Jul 13, 2014 6:24am EDT  --  Report as abuse
breezinthru wrote:
Excerpt: “Concerns about losses associated with the founding family of Banco Espirito Santo had threatened to rattle euro zone markets, but by Friday traders had decided that BES was unlikely to disrupt Portugal’s financial system or revive broader worries about the bloc’s weaker economies.”

So Portugal is expected to survive this particular episode of reckless wheeling and dealings by banking insiders. However, breathing a sigh of relief would be a mistake.

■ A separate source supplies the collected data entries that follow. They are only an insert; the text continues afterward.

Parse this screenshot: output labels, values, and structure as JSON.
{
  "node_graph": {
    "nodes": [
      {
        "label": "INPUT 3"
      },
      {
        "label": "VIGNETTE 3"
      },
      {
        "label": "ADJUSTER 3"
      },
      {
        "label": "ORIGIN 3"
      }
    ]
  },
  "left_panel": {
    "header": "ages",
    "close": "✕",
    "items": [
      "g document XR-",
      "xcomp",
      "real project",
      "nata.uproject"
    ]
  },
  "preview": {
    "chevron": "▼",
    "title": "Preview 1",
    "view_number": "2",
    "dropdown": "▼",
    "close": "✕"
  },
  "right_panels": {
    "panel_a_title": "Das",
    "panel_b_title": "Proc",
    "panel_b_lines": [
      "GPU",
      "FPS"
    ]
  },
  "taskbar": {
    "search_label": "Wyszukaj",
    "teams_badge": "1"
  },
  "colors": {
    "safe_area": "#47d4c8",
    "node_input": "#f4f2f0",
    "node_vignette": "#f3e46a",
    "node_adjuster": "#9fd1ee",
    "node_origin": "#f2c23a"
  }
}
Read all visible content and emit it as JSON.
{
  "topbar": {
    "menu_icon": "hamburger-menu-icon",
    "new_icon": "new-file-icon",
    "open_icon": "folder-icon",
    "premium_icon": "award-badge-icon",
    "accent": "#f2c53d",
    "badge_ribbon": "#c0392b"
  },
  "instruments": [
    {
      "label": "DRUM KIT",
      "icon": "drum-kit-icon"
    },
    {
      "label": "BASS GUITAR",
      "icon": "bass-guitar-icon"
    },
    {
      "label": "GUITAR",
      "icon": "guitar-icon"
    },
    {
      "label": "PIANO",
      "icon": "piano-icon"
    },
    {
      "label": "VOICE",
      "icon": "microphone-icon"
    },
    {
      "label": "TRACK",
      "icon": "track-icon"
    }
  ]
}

In the aftermath of the Collapse of 2008, a collective financial escapade that caused immeasurable harm to ordinary world citizens and weakened the world’s economies for the foreseeable future, banks were admonished and fined to procure sincere promises that they would become more responsible, risk-adverse and law-abiding in the future.

Clearly, those were empty promises. The world’s citizens and their governments should not breathe a sigh of relief; they should cry out in alarm.

Perhaps prison would be a better response than fines and scoldings.

Jul 13, 2014 10:19am EDT  --  Report as abuse
nose2066 wrote:
Maybe Congress could ask Yellen how many billions of dollars in damage the low interest rates have done to the Social Security system and who is going to pay for that damage?

One group that greatly benefited from the low interest rates was large American Corporations who had such an excess of resources, that they were able to buy back two trillion dollars worth of their own stock (Stock market shares) during the past couple of years.